Andy Ruiz Jr. and Chris Arreola have a lot in common. They are both Mexican-American heavyweights who honed their boxing senses under the guidance of their fight fanatic fathers. They both took frequent trips as young boys to Mexico with their fathers to experience “real” fighting. They are also not body-beautiful types, of course. And, professionally, they are probably the two most accomplished heavyweights of Mexican descent in the history of boxing– although, admittedly, there’s not a huge talent pool of Mexican heavyweights from which to choose. 

But what makes their upcoming FOX Sports/PBC PPV bout so interesting is what may be boiling beneath the surface of their good-hearted camaraderie and respect. 

Chris Arreola, for all his “good guy” charm and “it’s all good” attitude has to be sporting a streak of resentment for Ruiz, who ended up accomplishing everything many felt Arreola was supposed to accomplish.

“At one point he wanted to be like me. Now I want to be like him,” admitted Arreola during a recent press conference. “He became the first Mexican to win the heavyweight title. He did something I could never do. He deserves it, he did it…Now it’s my turn to do my best, to change history and prove that I am a great, elite Mexican heavyweight.”

For a good, long time THE Mexican heavyweight was Arreola and he was the one supposed to become that historic first heavyweight champ of Mexican descent.
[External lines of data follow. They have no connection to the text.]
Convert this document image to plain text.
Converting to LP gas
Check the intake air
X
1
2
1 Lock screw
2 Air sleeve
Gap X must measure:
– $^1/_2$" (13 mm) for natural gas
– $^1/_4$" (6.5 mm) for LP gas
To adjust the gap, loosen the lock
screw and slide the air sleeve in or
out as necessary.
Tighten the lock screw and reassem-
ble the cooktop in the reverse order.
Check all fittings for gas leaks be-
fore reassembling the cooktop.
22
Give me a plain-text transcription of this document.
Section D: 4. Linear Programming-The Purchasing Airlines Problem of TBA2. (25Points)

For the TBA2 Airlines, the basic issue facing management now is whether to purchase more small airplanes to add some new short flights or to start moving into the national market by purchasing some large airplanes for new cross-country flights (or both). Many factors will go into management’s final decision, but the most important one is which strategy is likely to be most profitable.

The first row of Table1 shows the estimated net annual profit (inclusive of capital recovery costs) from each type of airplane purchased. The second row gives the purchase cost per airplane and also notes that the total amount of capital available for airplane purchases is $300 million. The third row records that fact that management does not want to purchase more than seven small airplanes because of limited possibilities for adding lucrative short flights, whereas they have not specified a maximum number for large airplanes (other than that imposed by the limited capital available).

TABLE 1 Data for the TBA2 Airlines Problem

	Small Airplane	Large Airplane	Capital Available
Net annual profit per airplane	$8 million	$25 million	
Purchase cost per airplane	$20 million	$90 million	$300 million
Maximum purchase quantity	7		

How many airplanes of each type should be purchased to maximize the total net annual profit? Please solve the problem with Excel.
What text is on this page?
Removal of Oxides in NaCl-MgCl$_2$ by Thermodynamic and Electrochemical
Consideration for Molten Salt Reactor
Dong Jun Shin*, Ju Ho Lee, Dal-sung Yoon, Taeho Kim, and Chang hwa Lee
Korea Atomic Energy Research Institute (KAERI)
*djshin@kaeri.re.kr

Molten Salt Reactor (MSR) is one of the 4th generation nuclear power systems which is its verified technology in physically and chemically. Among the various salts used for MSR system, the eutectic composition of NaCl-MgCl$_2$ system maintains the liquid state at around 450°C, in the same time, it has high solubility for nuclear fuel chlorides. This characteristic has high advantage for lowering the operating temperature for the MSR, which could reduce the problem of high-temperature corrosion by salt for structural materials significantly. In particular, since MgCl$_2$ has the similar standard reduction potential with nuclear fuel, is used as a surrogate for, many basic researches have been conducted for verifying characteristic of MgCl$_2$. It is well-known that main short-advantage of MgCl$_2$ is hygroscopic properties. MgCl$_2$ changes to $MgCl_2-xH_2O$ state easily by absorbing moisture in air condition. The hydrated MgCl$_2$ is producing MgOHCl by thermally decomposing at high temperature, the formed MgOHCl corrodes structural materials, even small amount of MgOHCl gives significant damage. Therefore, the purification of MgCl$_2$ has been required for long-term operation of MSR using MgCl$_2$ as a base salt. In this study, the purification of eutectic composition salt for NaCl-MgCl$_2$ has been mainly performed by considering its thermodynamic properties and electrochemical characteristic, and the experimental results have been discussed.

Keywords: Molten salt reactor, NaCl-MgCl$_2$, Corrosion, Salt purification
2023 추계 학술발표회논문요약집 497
But, for as solid and as earnest the East L.A. native was, he could never quite get to the very top.

A tough waving of the white flag in his first title try against WBC champ Vitali Klitschko in 2009 was followed five years later by a controversial unanimous decision loss to Bermane Stiverne in a bid for the vacant WBC belt. Then, two years after that, he was forced to wave the white flag again in a loss to reigning WBC champ Deontay Wilder. 

“The Nightmare” had a nice run as a 17-year pro with some very solid wins and a reputation for being a balls-out tough guy. But he never got what Ruiz got. He never became THE man. He never got to be the right guy in the right place at the right time to make history. 
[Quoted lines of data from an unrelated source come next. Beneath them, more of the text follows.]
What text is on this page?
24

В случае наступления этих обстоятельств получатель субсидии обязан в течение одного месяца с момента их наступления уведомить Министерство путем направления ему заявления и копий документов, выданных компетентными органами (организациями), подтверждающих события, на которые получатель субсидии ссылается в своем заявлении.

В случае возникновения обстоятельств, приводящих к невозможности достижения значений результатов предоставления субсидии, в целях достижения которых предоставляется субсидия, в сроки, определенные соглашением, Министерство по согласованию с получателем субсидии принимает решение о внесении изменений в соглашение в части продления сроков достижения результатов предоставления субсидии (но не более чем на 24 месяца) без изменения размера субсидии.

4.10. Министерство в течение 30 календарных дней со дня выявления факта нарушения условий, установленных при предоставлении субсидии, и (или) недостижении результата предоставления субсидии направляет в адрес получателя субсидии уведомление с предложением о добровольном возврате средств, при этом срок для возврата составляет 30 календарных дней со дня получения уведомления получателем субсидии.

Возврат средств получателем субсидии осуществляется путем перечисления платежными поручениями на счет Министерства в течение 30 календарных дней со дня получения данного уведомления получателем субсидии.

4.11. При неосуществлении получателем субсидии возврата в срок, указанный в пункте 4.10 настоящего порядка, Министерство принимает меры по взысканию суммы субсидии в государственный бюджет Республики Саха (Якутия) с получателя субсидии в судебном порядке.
The 40-year-old battler would probably never cop to it, but there had to be plenty of resentment when it was Ruiz and not him making the rounds on late night talk shows, getting mainstream love, and stamping his place in history. Every now and then during the lead-in hype to this upcoming bout, some of that resentment slips out.

“He’s motivated to knock my block off but I’m motivated too,” Arreola told media. “I want to win. He may have been the first Mexican heavyweight champion but the best Mexican is right here.”
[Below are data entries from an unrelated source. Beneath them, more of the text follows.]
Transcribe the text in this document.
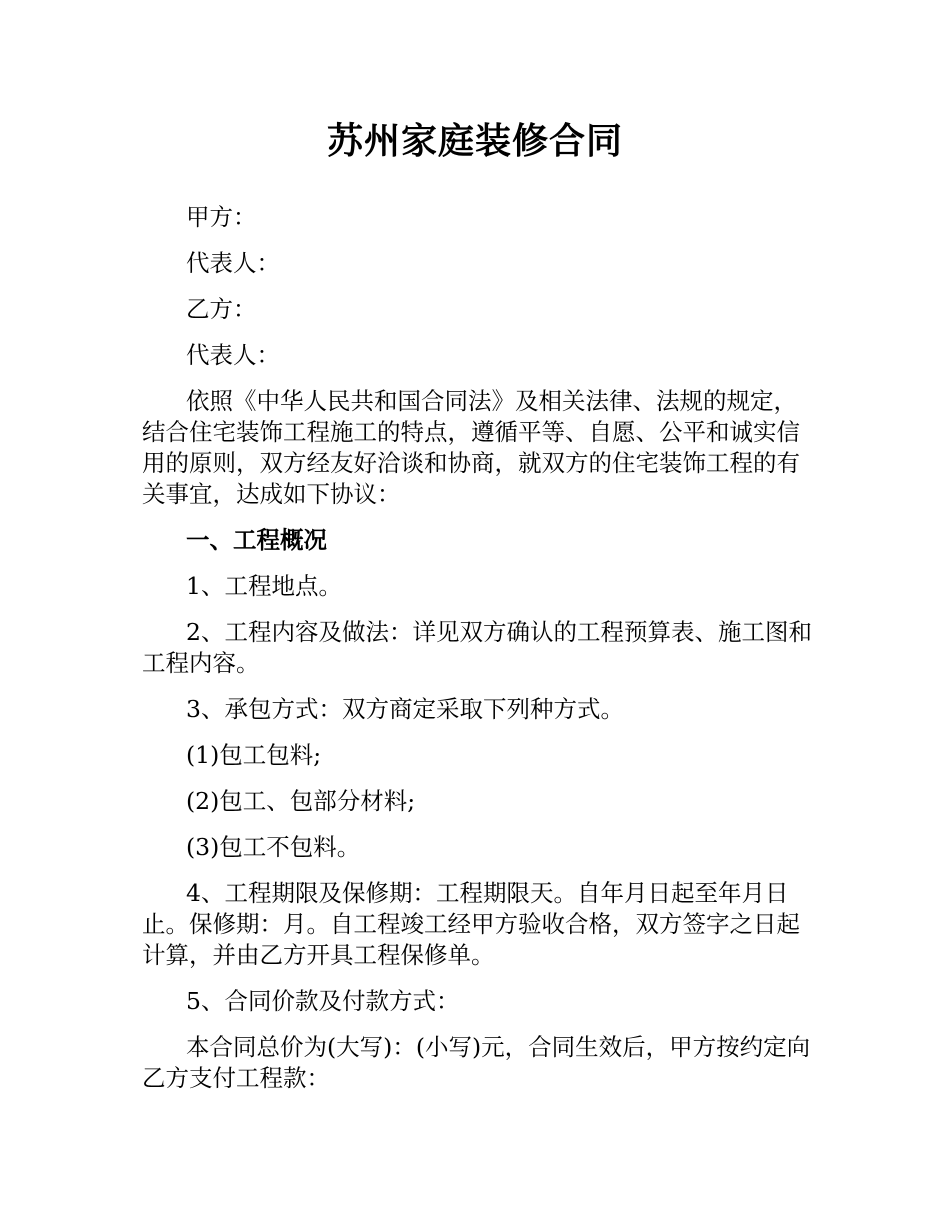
苏州家庭装修合同

甲方：

代表人：

乙方：

代表人：

依照《中华人民共和国合同法》及相关法律、法规的规定，结合住宅装饰工程施工的特点，遵循平等、自愿、公平和诚实信用的原则，双方经友好洽谈和协商，就双方的住宅装饰工程的有关事宜，达成如下协议：

一、工程概况

1、工程地点。

2、工程内容及做法：详见双方确认的工程预算表、施工图和工程内容。

3、承包方式：双方商定采取下列种方式。

(1)包工包料;

(2)包工、包部分材料;

(3)包工不包料。

4、工程期限及保修期：工程期限天。自年月日起至年月日止。保修期：月。自工程竣工经甲方验收合格，双方签字之日起计算，并由乙方开具工程保修单。

5、合同价款及付款方式：

本合同总价为(大写)：(小写)元，合同生效后，甲方按约定向乙方支付工程款：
While both Arreola and Ruiz are motivated to win, the motivations pushing them to victory may be very different. 

Andy Ruiz needs to win this Saturday to get back into the world title picture and rebuild his name after the embarrassing fall from grace that followed his Rocky-like upset of three-belt champ Anthony Joshua. A win means career redemption, a spot among the relevant elite and all the earning potential that represents.

For Arreola, while money and a fourth title shot are surely high on the agenda, there’s also the realization that he’s not long for this boxing world. A win over Ruiz is about legacy– something which he’s come right out and admitted in interviews. It’s about proving that he was always as good as he was hyped to be and always as good as he knew he could be.

Ruiz and Arreola are going to fight their asses off, regardless. That’s just who they are. But this undercurrent dynamic of redemption and validation will make the battle memorable.